For some time now the “free hosting” Korean company Co.cc has been a target of malware, phishing, and large volumes of spam content.
Over at Google I can picture a hand full of their best ‘whack-a-mole’ admins looming over activity from .co.cc sites.
It’s anyone’s guess what kind of resources this one company has tied up over at Google (and other search engines) but I’m going with “too much” as my guess. When you consider that most of the results are spam, and the rest are mainly malware and phishing attacks, it shouldn’t be a shock that Google has done us all a favour and just blocked the whole *.co.cc stream from showing in the search results.
Sadly, spammers will be spammers and already I can see http://jzp.cc/ is acting as a portal to .co.cc sites and Google is currently showing these sites in their search results.
Wait, I see the problem! Going to need a bigger hammer!
The very unpleasant problem with this tactic is that the spam tends to just squish around, like a full diaper.
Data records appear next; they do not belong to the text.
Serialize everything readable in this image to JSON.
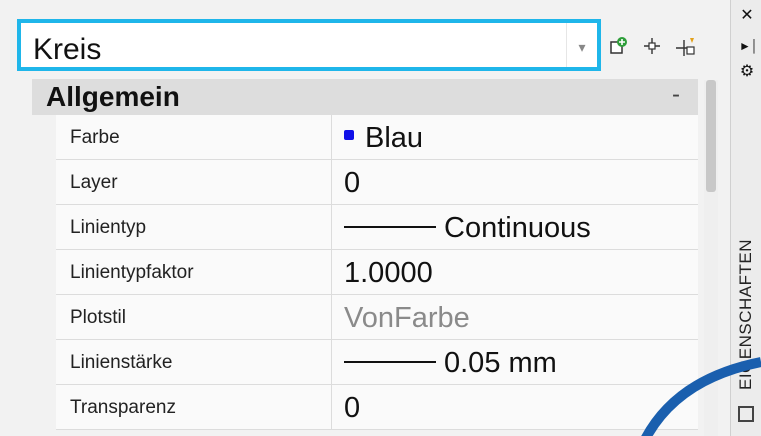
{
  "selector": {
    "value": "Kreis"
  },
  "toolbar": {
    "icons": [
      "quick-select-icon",
      "select-objects-icon",
      "toggle-pickadd-icon"
    ]
  },
  "section": {
    "title": "Allgemein",
    "collapse_glyph": "-"
  },
  "properties": [
    {
      "name": "Farbe",
      "value": "Blau"
    },
    {
      "name": "Layer",
      "value": "0"
    },
    {
      "name": "Linientyp",
      "value": "Continuous"
    },
    {
      "name": "Linientypfaktor",
      "value": "1.0000"
    },
    {
      "name": "Plotstil",
      "value": "VonFarbe"
    },
    {
      "name": "Linienstärke",
      "value": "0.05 mm"
    },
    {
      "name": "Transparenz",
      "value": "0"
    }
  ],
  "palette": {
    "vertical_title": "EIGENSCHAFTEN"
  },
  "colors": {
    "highlight": "#1fb6ea",
    "swatch_blue": "#1010e8",
    "arc_blue": "#1a5fae"
  }
}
The .cc TLD belongs to the Cocos Islands in Australia and while there are legit sites on that domain, the figures from the Anti-Phishing Working Group in 2010 are quite amazing. In the latter half of 2010 .cc domains accounted for almost five thousand phishing attacks in that time period!
While the percentage of good sites in the .cc realm might be questionable Google is effectively removing over 11 million registered domains run by almost 6 million users! My personal guess is that the block will stay up for some time, and once the spam has shifted elsewhere, we’ll silently see .co.cc domains back in the search results.
Google has stated they aren’t above blocking an entire bulk sub-domain in the past, they have clearly proven they will follow through, and I expect them to continue to do this as companies lose control of the content from their users.
The best way to fight spam is at the user level. Do you purchase anything that was ‘spammed’ at you? Are you rewarding people who put things on-line for your review, or are you spending money on things that are forcefully presented to you without solicitation? If the only way to make a sale is to respect the customer, retailers wouldn’t spam us because they would shoot themselves in the foot. As the consumers in this ecosystem of commerce, the matter is entirely in our hands if we so choose.